Although the general rule of thumb is that an ester of an approved drug is not considered a new active moiety eligible for five-year NCE exclusivity – because most ester linkages are rapidly cleaved in vivo to provide the de-esterified molecule circulating in the blood, see Letter from Ronald G. Chesemore, FDA, to John D. Siegfried, M.D., McNeil Pharmaceutical, at 12, n.5 (July 26, 1989) – there is a narrow exception. FDA has explained in one document that “[a]n ester that is stable, both in vitro and in vivo, is considered to be the active moiety, because the de-esterified molecule is devoid of activity . . . .”
FDA has applied this policy on rare occasion; for example, in the context of organic nitrates. Specifically, FDA approved ISMO (isosorbide mononitrate) on December 30, 1991 under NDA No. 19-091 and granted NCE exclusivity despite the previous approval of products containing isosorbide dinitrate.
So what does this all have to do with VERAMYST? According to documents contained in the VERAMYST Summary Basis of Approval, GSK requested that FDA grant five-year NCE exclusivity for the drug notwithstanding the Agency’s previous approval of drug products containing fluticasone propionate (e.g., FLONASE, FLOVENT, and ADVAIR). According to GSK, fluticasone furoate “is a unique molecular entity that exhibits distinctive functional characteristics of clinical significance that are directly attributable to the continuing presence of the furoate ester group at the local site of drug action,” and that “the furoate group remains an integral part of this new chemical entity while exerting therapeutic activity at the site of action, and reviewers should appreciate that neither fluticasone furoate nor fluticasone pripionate is ever metabolized to fluticasone.” GSK goes on to argue that FDA’s decision to grant NCE exclusivity for isosorbide mononitrate “establishes precedent for supporting GSK’s request for a 5-year marketing exclusivity for fluticasone furoate.”
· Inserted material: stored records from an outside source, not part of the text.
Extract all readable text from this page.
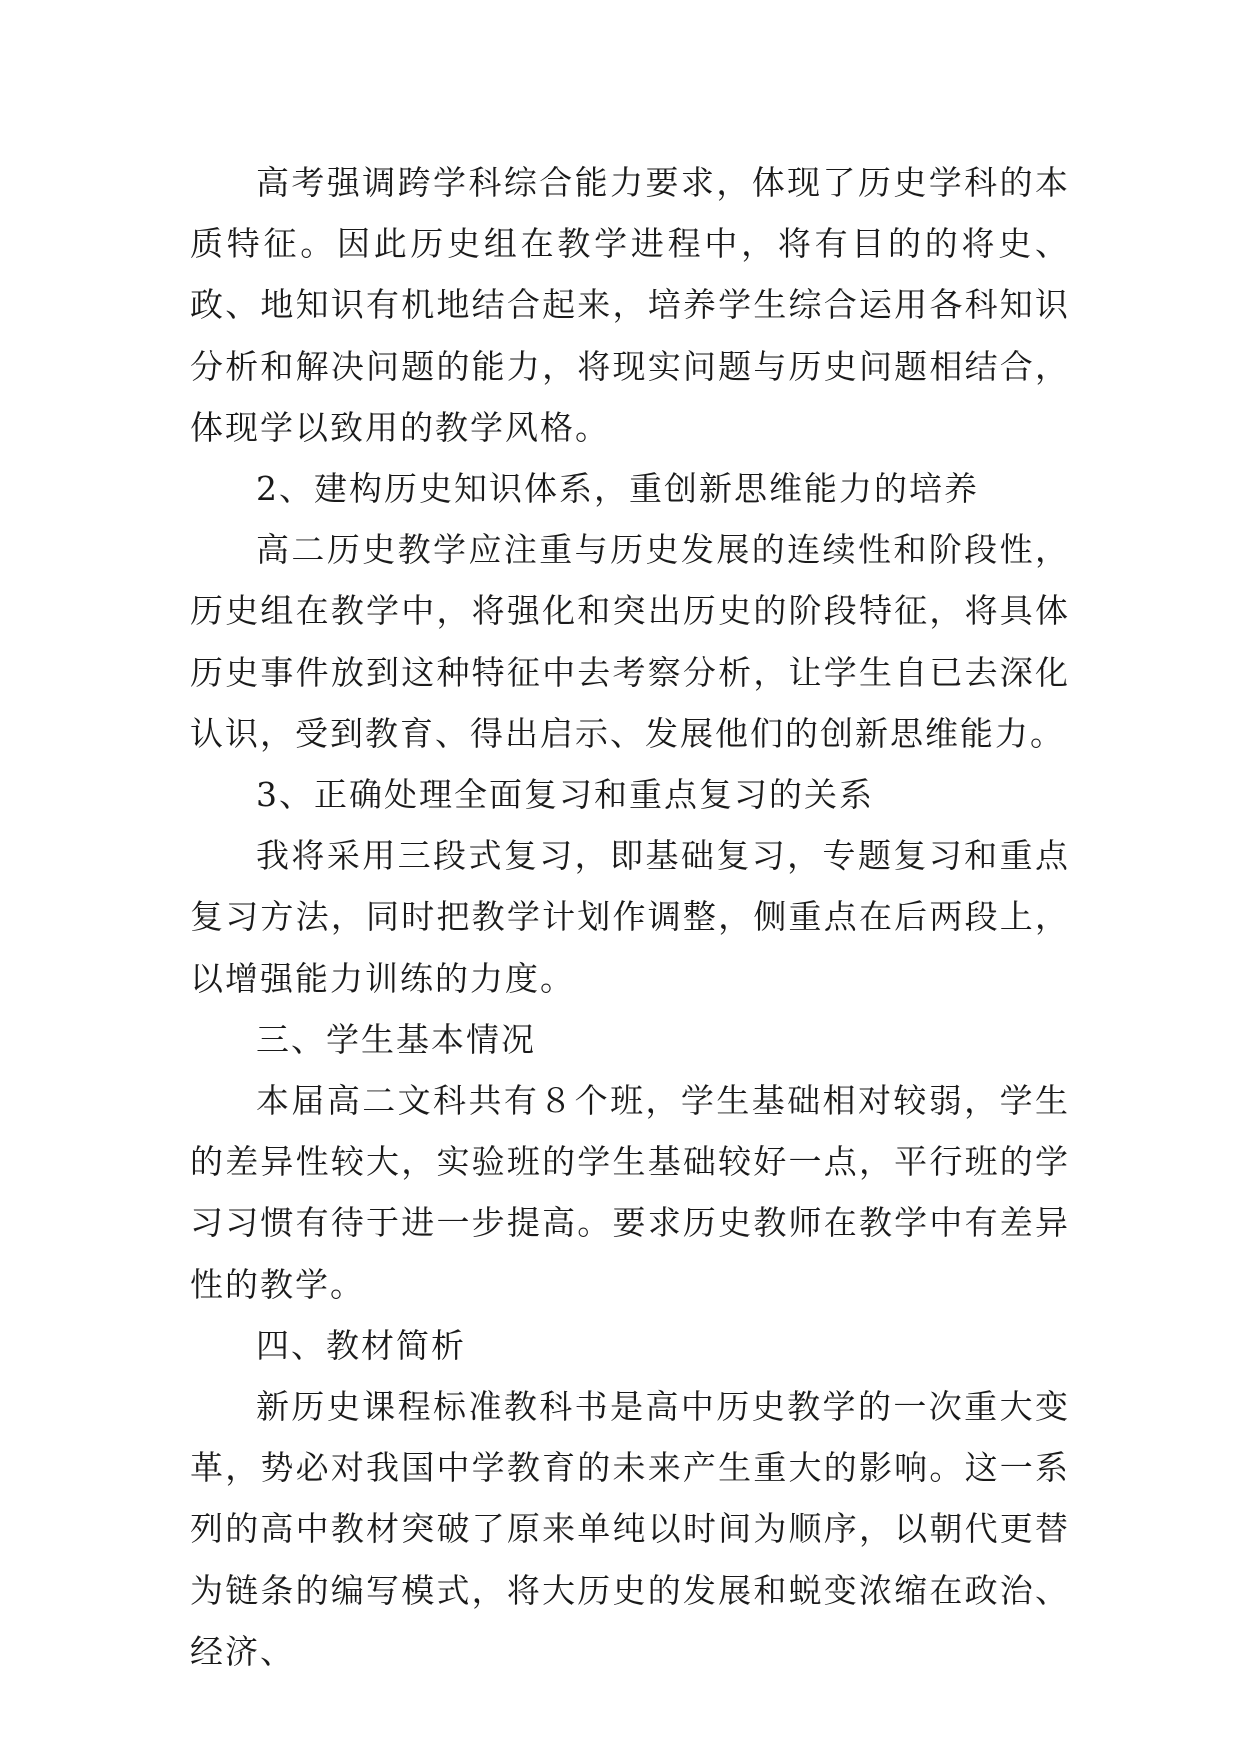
高考强调跨学科综合能力要求，体现了历史学科的本质特征。因此历史组在教学进程中，将有目的的将史、政、地知识有机地结合起来，培养学生综合运用各科知识分析和解决问题的能力，将现实问题与历史问题相结合，体现学以致用的教学风格。

2、建构历史知识体系，重创新思维能力的培养

高二历史教学应注重与历史发展的连续性和阶段性，历史组在教学中，将强化和突出历史的阶段特征，将具体历史事件放到这种特征中去考察分析，让学生自已去深化认识，受到教育、得出启示、发展他们的创新思维能力。

3、正确处理全面复习和重点复习的关系

我将采用三段式复习，即基础复习，专题复习和重点复习方法，同时把教学计划作调整，侧重点在后两段上，以增强能力训练的力度。

三、学生基本情况

本届高二文科共有８个班，学生基础相对较弱，学生的差异性较大，实验班的学生基础较好一点，平行班的学习习惯有待于进一步提高。要求历史教师在教学中有差异性的教学。

四、教材简析

新历史课程标准教科书是高中历史教学的一次重大变革，势必对我国中学教育的未来产生重大的影响。这一系列的高中教材突破了原来单纯以时间为顺序，以朝代更替为链条的编写模式，将大历史的发展和蜕变浓缩在政治、经济、
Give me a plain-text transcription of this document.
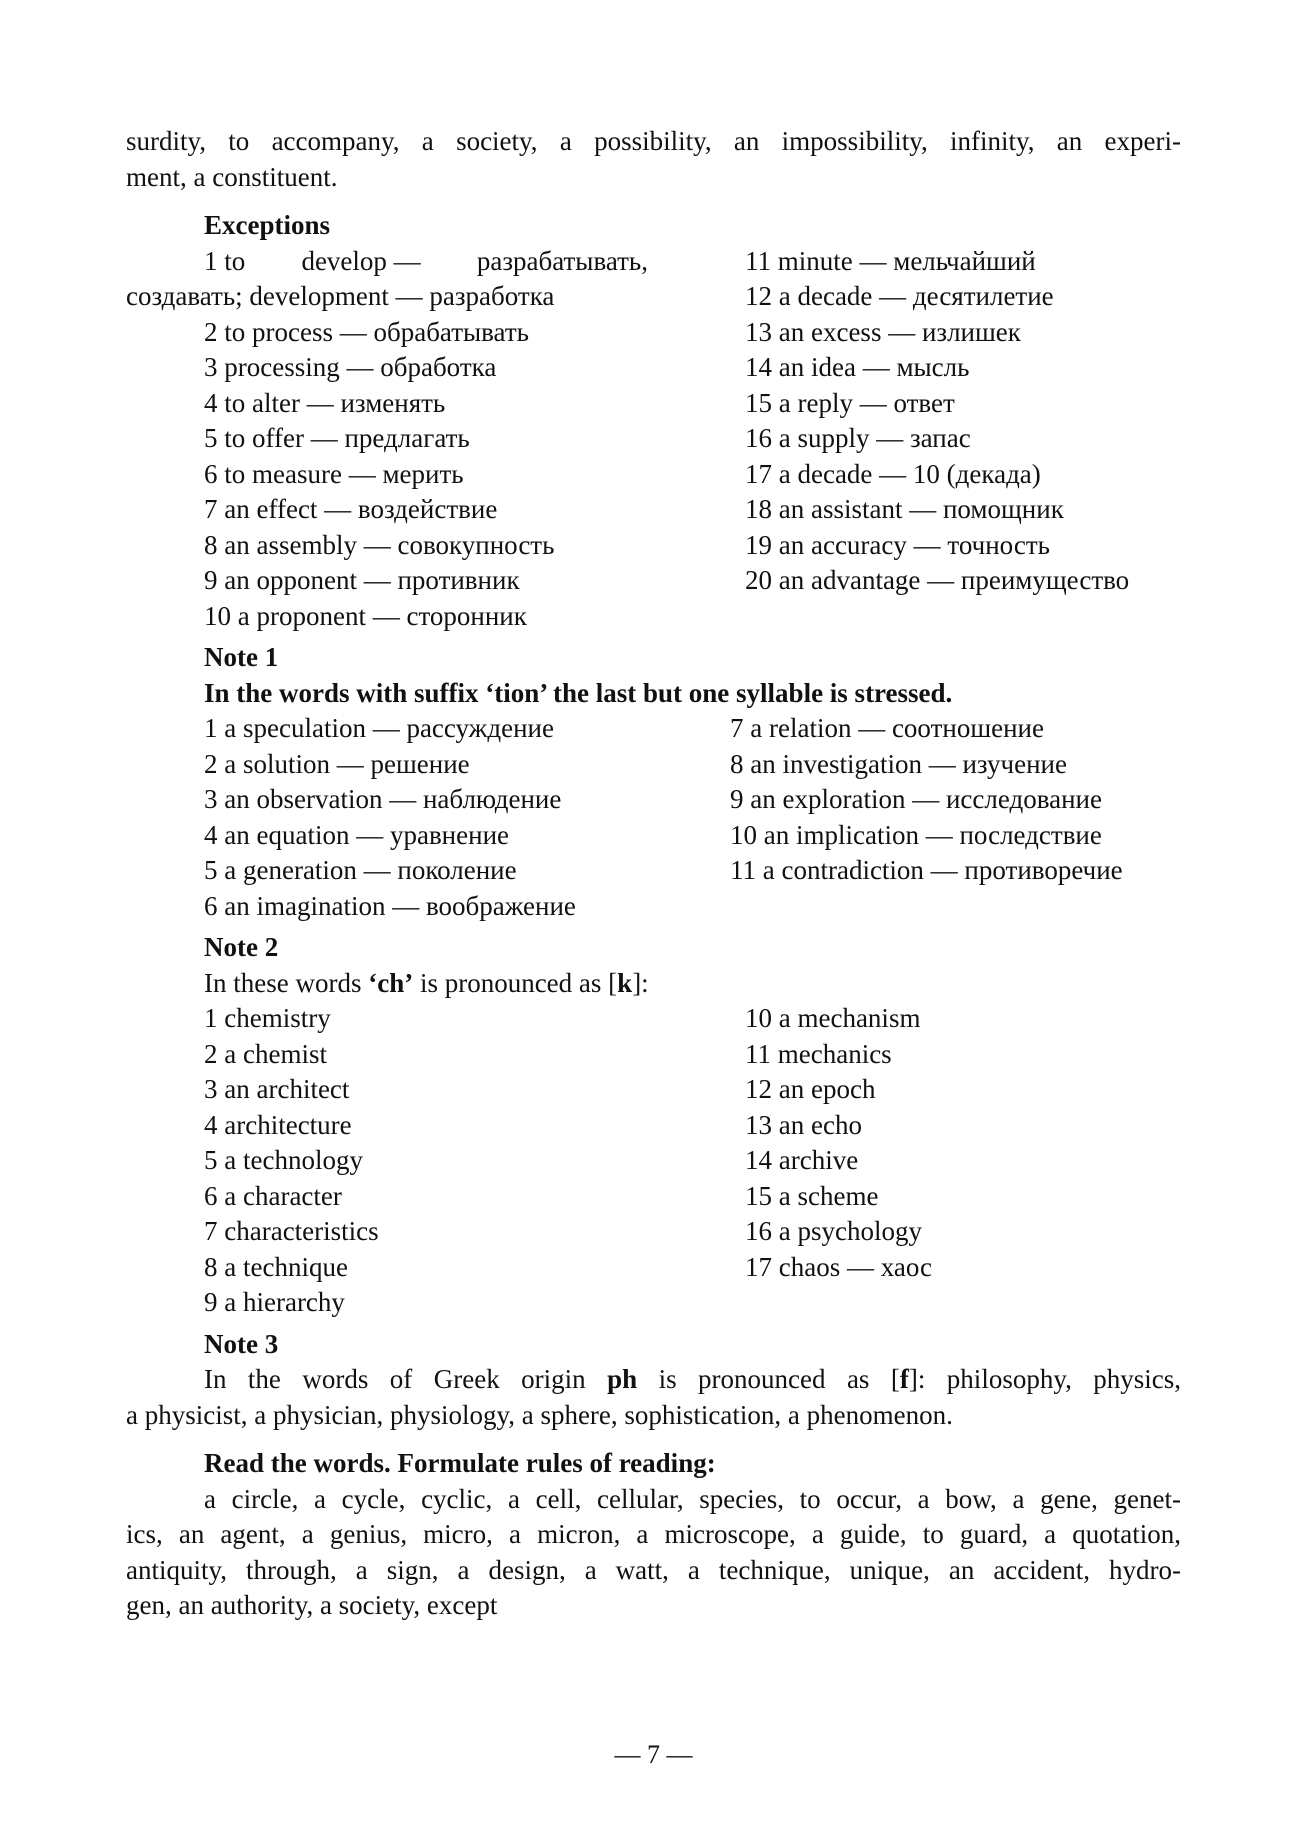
surdity, to accompany, a society, a possibility, an impossibility, infinity, an experi-

ment, a constituent.

Exceptions

1 to develop — разрабатывать,
создавать; development — разработка
2 to process — обрабатывать
3 processing — обработка
4 to alter — изменять
5 to offer — предлагать
6 to measure — мерить
7 an effect — воздействие
8 an assembly — совокупность
9 an opponent — противник
10 a proponent — сторонник
11 minute — мельчайший
12 a decade — десятилетие
13 an excess — излишек
14 an idea — мысль
15 a reply — ответ
16 a supply — запас
17 a decade — 10 (декада)
18 an assistant — помощник
19 an accuracy — точность
20 an advantage — преимущество

Note 1

In the words with suffix ‘tion’ the last but one syllable is stressed.

1 a speculation — рассуждение
2 a solution — решение
3 an observation — наблюдение
4 an equation — уравнение
5 a generation — поколение
6 an imagination — воображение
7 a relation — соотношение
8 an investigation — изучение
9 an exploration — исследование
10 an implication — последствие
11 a contradiction — противоречие

Note 2

In these words ‘ch’ is pronounced as [k]:

1 chemistry
2 a chemist
3 an architect
4 architecture
5 a technology
6 a character
7 characteristics
8 a technique
9 a hierarchy
10 a mechanism
11 mechanics
12 an epoch
13 an echo
14 archive
15 a scheme
16 a psychology
17 chaos — хаос

Note 3

In the words of Greek origin ph is pronounced as [f]: philosophy, physics,

a physicist, a physician, physiology, a sphere, sophistication, a phenomenon.

Read the words. Formulate rules of reading:

a circle, a cycle, cyclic, a cell, cellular, species, to occur, a bow, a gene, genet-

ics, an agent, a genius, micro, a micron, a microscope, a guide, to guard, a quotation,

antiquity, through, a sign, a design, a watt, a technique, unique, an accident, hydro-

gen, an authority, a society, except

— 7 —
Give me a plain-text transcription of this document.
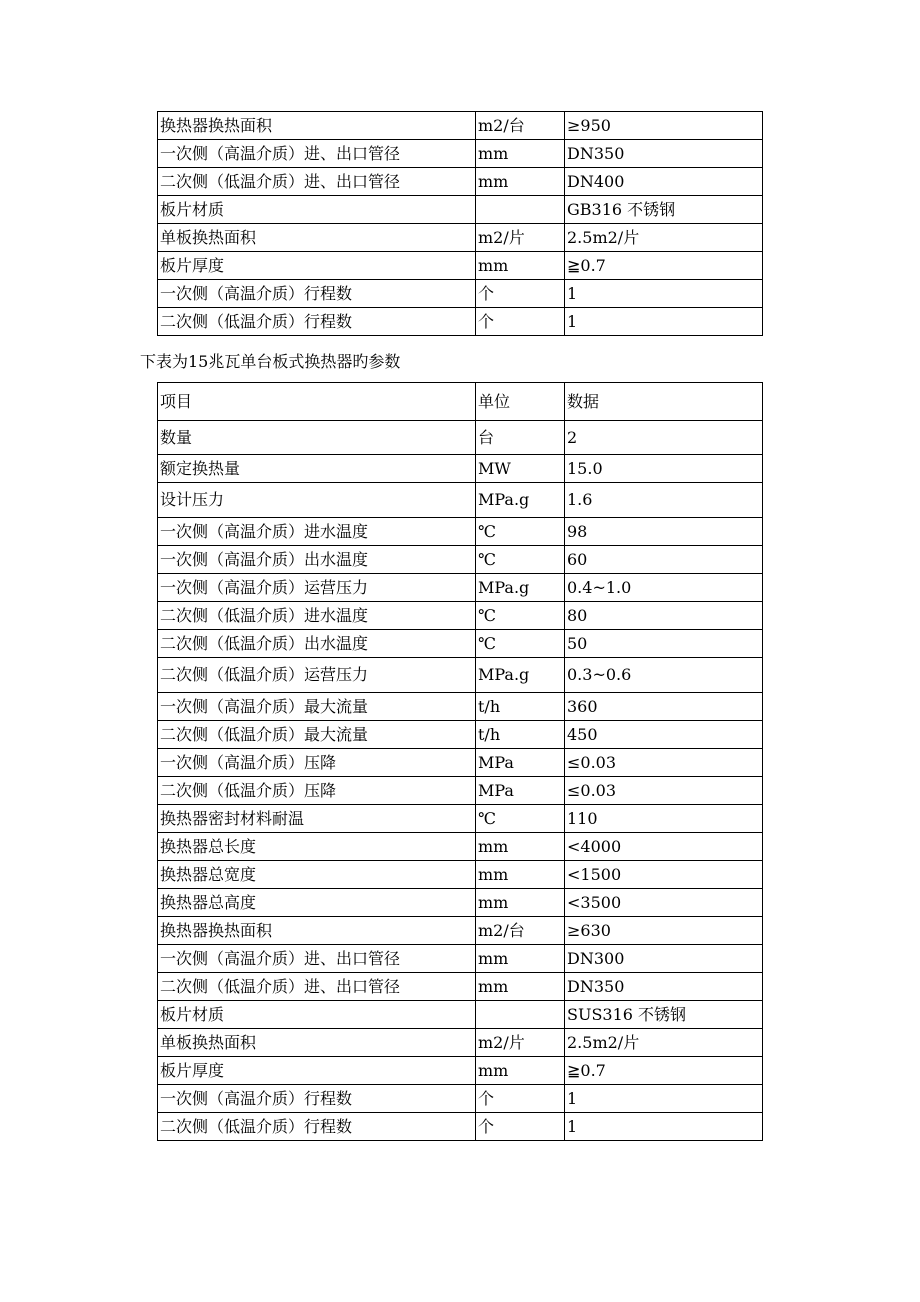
换热器换热面积	m2/台	≥950
一次侧（高温介质）进、出口管径	mm	DN350
二次侧（低温介质）进、出口管径	mm	DN400
板片材质		GB316 不锈钢
单板换热面积	m2/片	2.5m2/片
板片厚度	mm	≧0.7
一次侧（高温介质）行程数	个	1
二次侧（低温介质）行程数	个	1

下表为15兆瓦单台板式换热器旳参数

项目	单位	数据
数量	台	2
额定换热量	MW	15.0
设计压力	MPa.g	1.6
一次侧（高温介质）进水温度	℃	98
一次侧（高温介质）出水温度	℃	60
一次侧（高温介质）运营压力	MPa.g	0.4~1.0
二次侧（低温介质）进水温度	℃	80
二次侧（低温介质）出水温度	℃	50
二次侧（低温介质）运营压力	MPa.g	0.3~0.6
一次侧（高温介质）最大流量	t/h	360
二次侧（低温介质）最大流量	t/h	450
一次侧（高温介质）压降	MPa	≤0.03
二次侧（低温介质）压降	MPa	≤0.03
换热器密封材料耐温	℃	110
换热器总长度	mm	<4000
换热器总宽度	mm	<1500
换热器总高度	mm	<3500
换热器换热面积	m2/台	≥630
一次侧（高温介质）进、出口管径	mm	DN300
二次侧（低温介质）进、出口管径	mm	DN350
板片材质		SUS316 不锈钢
单板换热面积	m2/片	2.5m2/片
板片厚度	mm	≧0.7
一次侧（高温介质）行程数	个	1
二次侧（低温介质）行程数	个	1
Although GSK initially requested NCE exclusivity when the company submitted its NDA for VERAMYST in June 2006, and company officials reportedly met with FDA officials in March 2008 to discuss the issue, FDA has apparently not yet – now more than two years after NDA approval – made an exclusivity decision. The reasons for FDA’s substantial delay in making an exclusivity determination are unclear. We will continue to follow this developing story.